Teaching students to expect this sort of treatment from people with power over them is corrosive to society.

> And there's clearly no restriction here against personal use.

Are you sure about that? I'm not allowed to use my employer's laptop for personal use. Why am I allowed to use the school's laptop for personal use?

> That's the point I am trying to get across - there is no such right to violate privacy

You like to talk about rights. Doesn't the school have the right to say, "You can't use this device unless you comply with the (arbitrary) rules that I make. One of those rules is that I'm going to spy on your use of this device. If you do not like it, you are free to use your own device instead."

>A school issued laptop is not going to wear out any faster or slower depending on what you type on it.

Except you know, all the non-hardware related issues computers can face such as viruses, ransomware, etc.

>And there's clearly no restriction here against personal use.

I'll need a source on that. My kids school laptop comes with strict "no personal use" instructions.

> The point is that Organization A is providing their owned device to Person A, and they have a right to monitor its use.

Or we should aggressively throw that idea out and take privacy rights to take precedence over corporate ownership of property. If the organization isn't willing to trust you with that device without constantly monitoring you, they shouldn't "lend" it to you (since "lending" in this context is always coercive and its mandated by your employer as well and you cannot effectively opt-out).

I believe I already agreed that surveillance culture isn't doing our kids any favors. Not sure why you are trying to convince me on that, despite me saying it in my first post.
"Organization A is providing their owned device to Person A, and they have a right to monitor its use."

That's the point I am trying to get across - there is no such right to violate privacy. You can demand compensation for damage, but you can't control their life.

If it did exist, it would lead to dystopia. A microcontroller with Wi-fi cost like $0.5, in the next 10 years they will be in library books, pens, shoes, do you want to live in a future where literally everyone can spy on you and fine you every time you let wind because it's against term 527 in T&C?

>That's the point I am trying to get across - there is no such right to violate privacy.

Who says you have a right to privacy on a device you do not own, provided to you by another organization for a specific use case (school-related learning) and which comes with terms and conditions of use (which, more than likely, includes a monitoring clause)?

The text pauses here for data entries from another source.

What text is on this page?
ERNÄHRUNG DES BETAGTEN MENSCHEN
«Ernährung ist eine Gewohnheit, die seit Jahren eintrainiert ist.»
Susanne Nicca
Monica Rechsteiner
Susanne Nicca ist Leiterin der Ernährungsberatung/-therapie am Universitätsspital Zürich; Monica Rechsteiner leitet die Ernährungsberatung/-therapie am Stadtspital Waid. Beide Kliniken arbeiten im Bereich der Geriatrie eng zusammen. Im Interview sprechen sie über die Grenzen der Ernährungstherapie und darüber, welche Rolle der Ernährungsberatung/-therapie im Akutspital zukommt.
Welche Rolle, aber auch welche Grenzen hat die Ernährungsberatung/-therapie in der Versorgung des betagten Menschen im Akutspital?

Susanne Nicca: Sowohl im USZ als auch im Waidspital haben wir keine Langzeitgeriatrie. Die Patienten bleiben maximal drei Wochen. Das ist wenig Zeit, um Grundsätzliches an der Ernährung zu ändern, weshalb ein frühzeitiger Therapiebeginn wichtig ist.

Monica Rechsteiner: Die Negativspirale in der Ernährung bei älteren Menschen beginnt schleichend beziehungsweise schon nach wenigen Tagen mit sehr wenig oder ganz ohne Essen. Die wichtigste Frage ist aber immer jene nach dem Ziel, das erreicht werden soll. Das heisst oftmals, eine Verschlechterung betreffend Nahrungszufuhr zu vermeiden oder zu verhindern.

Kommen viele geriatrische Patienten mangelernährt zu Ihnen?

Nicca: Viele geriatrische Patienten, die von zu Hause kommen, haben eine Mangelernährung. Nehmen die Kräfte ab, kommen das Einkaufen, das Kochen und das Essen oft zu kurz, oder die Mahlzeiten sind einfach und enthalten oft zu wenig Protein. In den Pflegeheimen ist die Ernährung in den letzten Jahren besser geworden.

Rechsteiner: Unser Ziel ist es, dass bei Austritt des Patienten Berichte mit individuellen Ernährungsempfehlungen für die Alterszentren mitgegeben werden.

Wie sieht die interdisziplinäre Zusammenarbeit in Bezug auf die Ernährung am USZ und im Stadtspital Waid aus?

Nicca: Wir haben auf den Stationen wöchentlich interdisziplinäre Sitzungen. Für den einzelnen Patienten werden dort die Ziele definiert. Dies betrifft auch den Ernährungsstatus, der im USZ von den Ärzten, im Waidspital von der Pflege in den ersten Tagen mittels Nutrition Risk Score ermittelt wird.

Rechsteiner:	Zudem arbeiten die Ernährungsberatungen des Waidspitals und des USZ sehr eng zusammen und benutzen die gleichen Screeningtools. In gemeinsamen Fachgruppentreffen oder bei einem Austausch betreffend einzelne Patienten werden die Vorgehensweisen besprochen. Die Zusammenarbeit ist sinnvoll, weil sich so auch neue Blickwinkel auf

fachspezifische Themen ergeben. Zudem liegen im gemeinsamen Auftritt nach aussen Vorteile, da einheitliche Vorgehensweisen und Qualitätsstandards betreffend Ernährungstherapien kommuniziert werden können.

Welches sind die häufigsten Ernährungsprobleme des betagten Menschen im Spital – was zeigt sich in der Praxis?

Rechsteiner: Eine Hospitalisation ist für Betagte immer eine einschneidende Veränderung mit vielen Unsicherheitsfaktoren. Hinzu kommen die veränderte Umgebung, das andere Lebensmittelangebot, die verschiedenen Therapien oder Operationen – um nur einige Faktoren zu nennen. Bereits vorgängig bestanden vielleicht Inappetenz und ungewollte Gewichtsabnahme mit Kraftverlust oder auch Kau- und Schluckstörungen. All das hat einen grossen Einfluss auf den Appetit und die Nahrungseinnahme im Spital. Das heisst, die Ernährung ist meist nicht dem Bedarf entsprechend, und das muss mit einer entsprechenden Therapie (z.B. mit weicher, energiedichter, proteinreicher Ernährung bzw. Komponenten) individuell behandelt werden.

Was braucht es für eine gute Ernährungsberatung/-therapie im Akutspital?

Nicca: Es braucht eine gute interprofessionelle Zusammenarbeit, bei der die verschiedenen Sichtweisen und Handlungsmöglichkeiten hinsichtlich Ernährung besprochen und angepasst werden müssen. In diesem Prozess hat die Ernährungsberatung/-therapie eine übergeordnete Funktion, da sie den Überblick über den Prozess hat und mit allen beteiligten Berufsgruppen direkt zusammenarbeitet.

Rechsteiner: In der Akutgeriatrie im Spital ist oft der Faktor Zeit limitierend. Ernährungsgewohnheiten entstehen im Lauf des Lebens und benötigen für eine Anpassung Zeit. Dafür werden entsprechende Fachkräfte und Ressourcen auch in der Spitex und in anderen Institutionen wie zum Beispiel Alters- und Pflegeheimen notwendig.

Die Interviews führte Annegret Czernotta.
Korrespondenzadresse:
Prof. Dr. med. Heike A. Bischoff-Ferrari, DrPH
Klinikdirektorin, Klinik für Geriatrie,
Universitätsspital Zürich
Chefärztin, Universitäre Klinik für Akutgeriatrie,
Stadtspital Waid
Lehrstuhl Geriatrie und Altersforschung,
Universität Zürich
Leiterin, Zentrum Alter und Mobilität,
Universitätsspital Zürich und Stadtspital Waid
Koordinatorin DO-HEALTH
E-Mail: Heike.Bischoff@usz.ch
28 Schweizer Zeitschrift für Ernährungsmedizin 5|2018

Hate to break it to you, but schools and organizations have rights too. One of those being "if you are using our property, we have the right to monitor it. Because it's our property.".

See “Acceptable Use Policy”
> Organization A is providing their owned device to Person A, and they have a right to monitor its use

Nonsense. If I rent an apartment, the landlord very clearly has no rights to fill it with cameras to monitor use.

Sure, there's a contract that if I damage the premises they can bill me after the fact. But that's it.

> Surely you understand why a school-owned and school-provided device is monitored by the school

Not at all, no. Ownership of the device (worth very little, maybe I'd feel different if it was a $100+K instrument on loan) should morally grant no spying rights whatsoever to the owner.

Privacy of the person, but particularly a child, far outweighs the importance of any cheap gadget.

The fact that we think that either of those are okay is wrong.

The fact that you're sitting there wondering how I could possibly object to something so normal and obviously correct is precisely the entire fucking problem.

None of these invasions of privacy should be allowed or considered normal.